Many big investors still seem to expect stock prices to rise further, according to the latest monthly survey of global fund managers by Bank of America Global Research.
But when asked what the No. 1 risk for the market is, one with a lower probability of happening but a chance of very big damage, 45 per cent pointed to an AI bubble.
That beat out potential trouble in the bond market, inflation and trade wars.
Options trader Joseph D’Arrigo works on the floor of the New York Stock Exchange, Tuesday, Nov. 18, 2025. (AP Photo/Richard Drew)
A record percentage of investors is also saying companies are “overinvesting,” according to the survey.
The worry is that all the dollars pouring into AI chips and data centers worldwide may not produce the kind of revolution that AI proponents have been predicting, or at least not as profitable a one.
Other high-flying areas of the market with their own evangelists have also been struggling lately.
Bitcoin’s price briefly fell below $US90,000 ($138,000) in the morning, down from nearly $US125,000 last month. It later recovered some of its losses and climbed back toward $US93,000.
Home Depot also dragged the market lower after falling 6 per cent.
It reported a weaker profit for the summer than analysts expected and cited a variety of reasons.
Chief among them was a lack of storms, which would have driven customers to buy more home-improvement supplies.
Home Depot chief executive Ted Decker also pointed to “consumer uncertainty and continued pressure in housing” for preventing an expected increase in demand.
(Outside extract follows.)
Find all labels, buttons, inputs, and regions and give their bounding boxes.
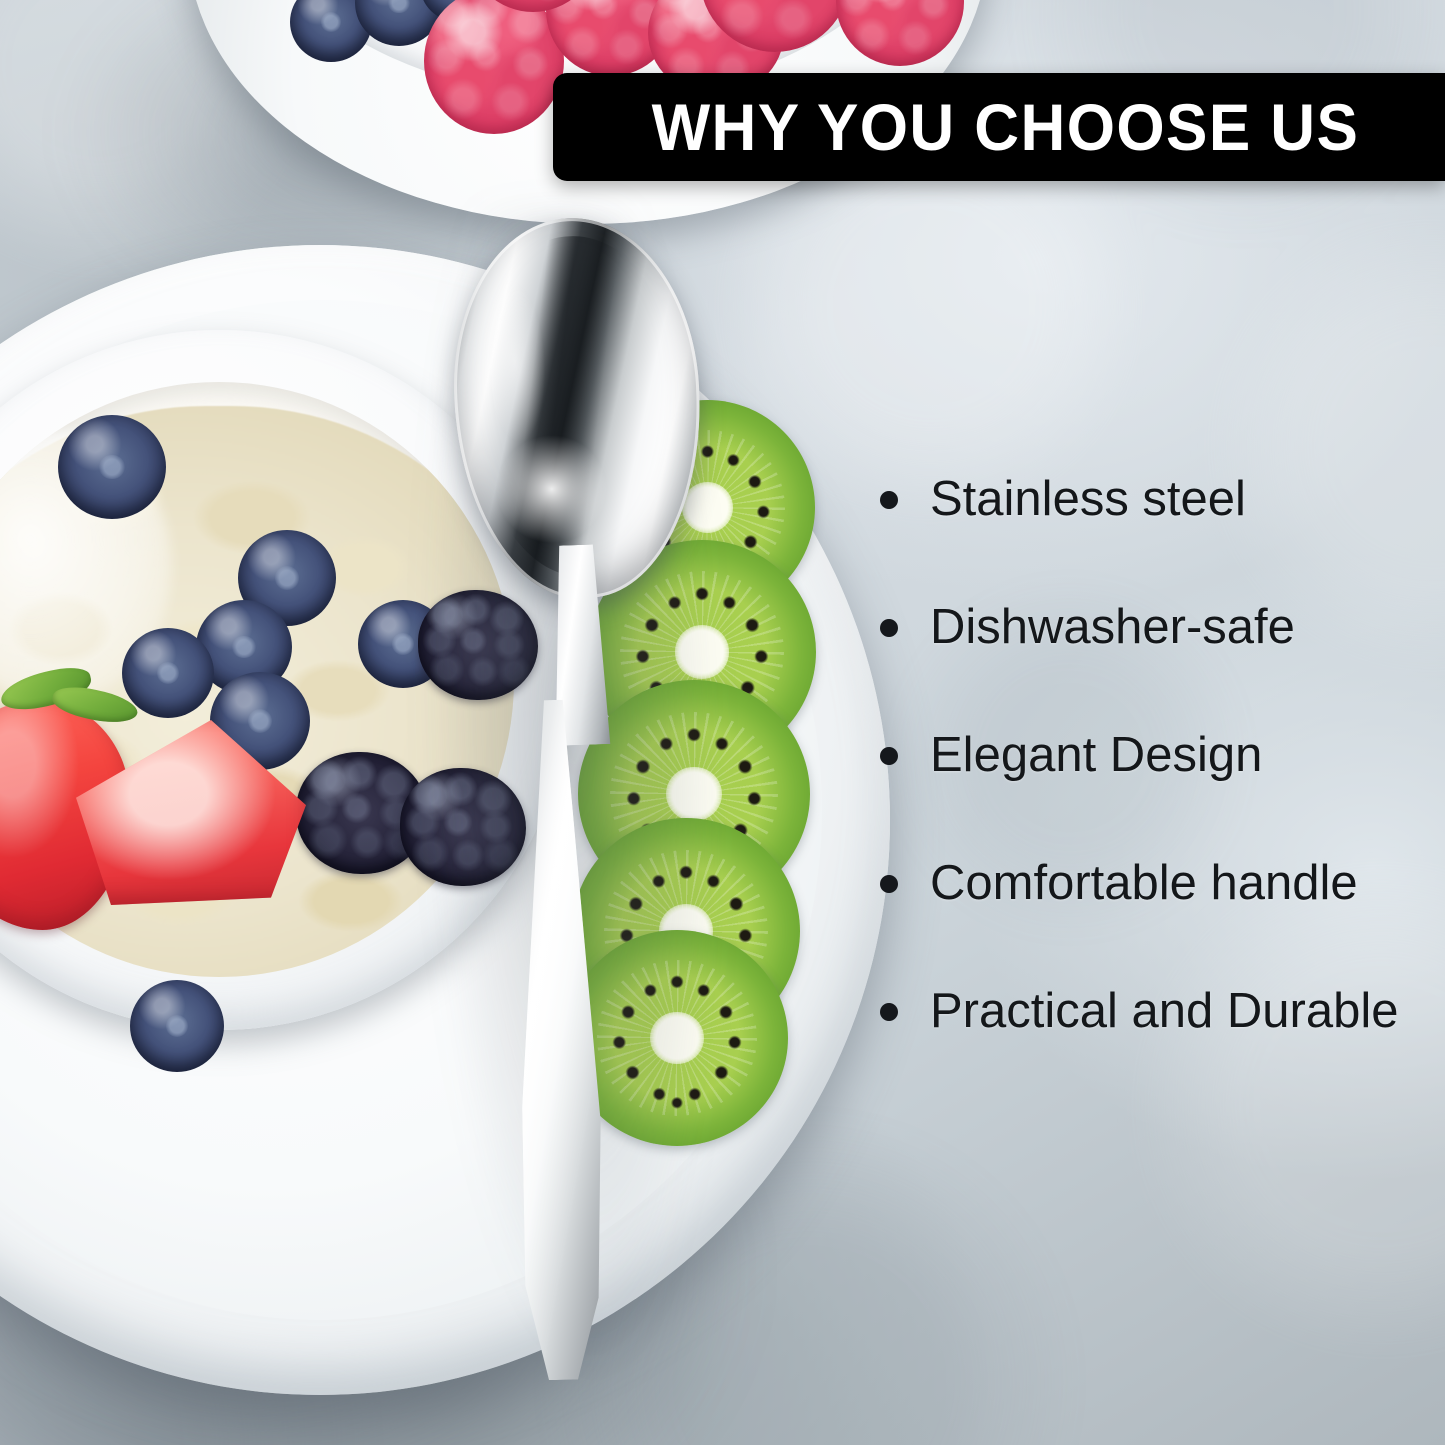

Reporting stronger profits is one of the ways a company can make its stock price look less expensive, because stock prices tend to track with earnings over the long term.
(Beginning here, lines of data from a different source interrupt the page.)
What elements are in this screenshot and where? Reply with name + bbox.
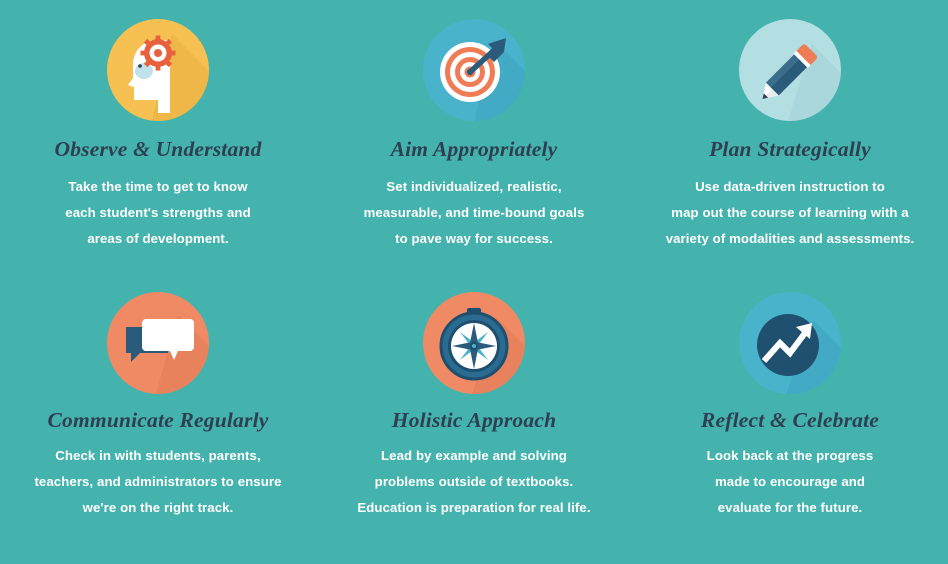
card-description: Check in with students, parents, teacher… — [34, 443, 281, 521]
card-title: Reflect & Celebrate — [701, 409, 879, 433]
desc-line: variety of modalities and assessments. — [666, 226, 915, 252]
card-communicate-regularly[interactable]: Communicate Regularly Check in with stud… — [0, 291, 316, 564]
desc-line: evaluate for the future. — [707, 495, 874, 521]
desc-line: measurable, and time-bound goals — [364, 200, 585, 226]
card-plan-strategically[interactable]: Plan Strategically Use data-driven instr… — [632, 18, 948, 291]
desc-line: we're on the right track. — [34, 495, 281, 521]
card-holistic-approach[interactable]: Holistic Approach Lead by example and so… — [316, 291, 632, 564]
infographic-board: Observe & Understand Take the time to ge… — [0, 0, 948, 564]
growth-chart-icon — [738, 291, 842, 395]
desc-line: Education is preparation for real life. — [357, 495, 590, 521]
card-reflect-celebrate[interactable]: Reflect & Celebrate Look back at the pro… — [632, 291, 948, 564]
desc-line: made to encourage and — [707, 469, 874, 495]
card-description: Lead by example and solving problems out… — [357, 443, 590, 521]
desc-line: Check in with students, parents, — [34, 443, 281, 469]
card-title: Holistic Approach — [392, 409, 556, 433]
speech-bubbles-icon — [106, 291, 210, 395]
head-gear-icon — [106, 18, 210, 122]
card-title: Observe & Understand — [54, 138, 261, 162]
card-row-bottom: Communicate Regularly Check in with stud… — [0, 291, 948, 564]
card-description: Use data-driven instruction to map out t… — [666, 174, 915, 252]
pencil-icon — [738, 18, 842, 122]
card-title: Aim Appropriately — [391, 138, 558, 162]
desc-line: Lead by example and solving — [357, 443, 590, 469]
desc-line: problems outside of textbooks. — [357, 469, 590, 495]
card-title: Plan Strategically — [709, 138, 871, 162]
card-title: Communicate Regularly — [47, 409, 268, 433]
card-observe-understand[interactable]: Observe & Understand Take the time to ge… — [0, 18, 316, 291]
card-row-top: Observe & Understand Take the time to ge… — [0, 18, 948, 291]
card-description: Set individualized, realistic, measurabl… — [364, 174, 585, 252]
compass-icon — [422, 291, 526, 395]
target-arrow-icon — [422, 18, 526, 122]
desc-line: Take the time to get to know — [65, 174, 250, 200]
desc-line: Look back at the progress — [707, 443, 874, 469]
card-description: Take the time to get to know each studen… — [65, 174, 250, 252]
desc-line: each student's strengths and — [65, 200, 250, 226]
desc-line: areas of development. — [65, 226, 250, 252]
card-description: Look back at the progress made to encour… — [707, 443, 874, 521]
desc-line: teachers, and administrators to ensure — [34, 469, 281, 495]
desc-line: Use data-driven instruction to — [666, 174, 915, 200]
desc-line: to pave way for success. — [364, 226, 585, 252]
desc-line: map out the course of learning with a — [666, 200, 915, 226]
card-aim-appropriately[interactable]: Aim Appropriately Set individualized, re… — [316, 18, 632, 291]
desc-line: Set individualized, realistic, — [364, 174, 585, 200]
That’s raising the stakes for tomorrow’s profit report from Nvidia, which could either help halt its stock’s slide or worsen it.
Elsewhere on Wall Street, Cloudflare fell 2.8 per cent after an earlier issue at the internet infrastructure provider caused global outages for ChatGPT and other services.
All told, the S&P 500 fell 55.09 points to 6,617.32.
The Dow Jones Industrial Average dropped 498.50 to 46,091.74, and the Nasdaq composite sank 275.23 to 22,432.85.
In the bond market, Treasury yields likewise oscillated through the day.
The yield on the 10-year Treasury eventually eased to 4.11 per cent from 4.13 per cent late Monday.
Yields have been swinging amid doubts about whether the Federal Reserve will cut its main interest rate at its next meeting in December, something that traders had earlier seen as very likely.
What the Fed does is critical for the market because stock prices ran to records in part because of expectations for continued cuts to rates.
The Fed has cut rates twice already this year in hopes of shoring up a slowing job market.
But lower interest rates can make inflation worse, and inflation has stubbornly remained above the Fed’s two per cent target.
In stock markets abroad, indexes tumbled across Europe and Asia.
South Korea’s Kospi sank 3.3 per cent, Japan’s Nikkei 225 dropped 3.2 per cent and France’s CAC 40 fell 1.9 per cent for some of the world’s larger drops.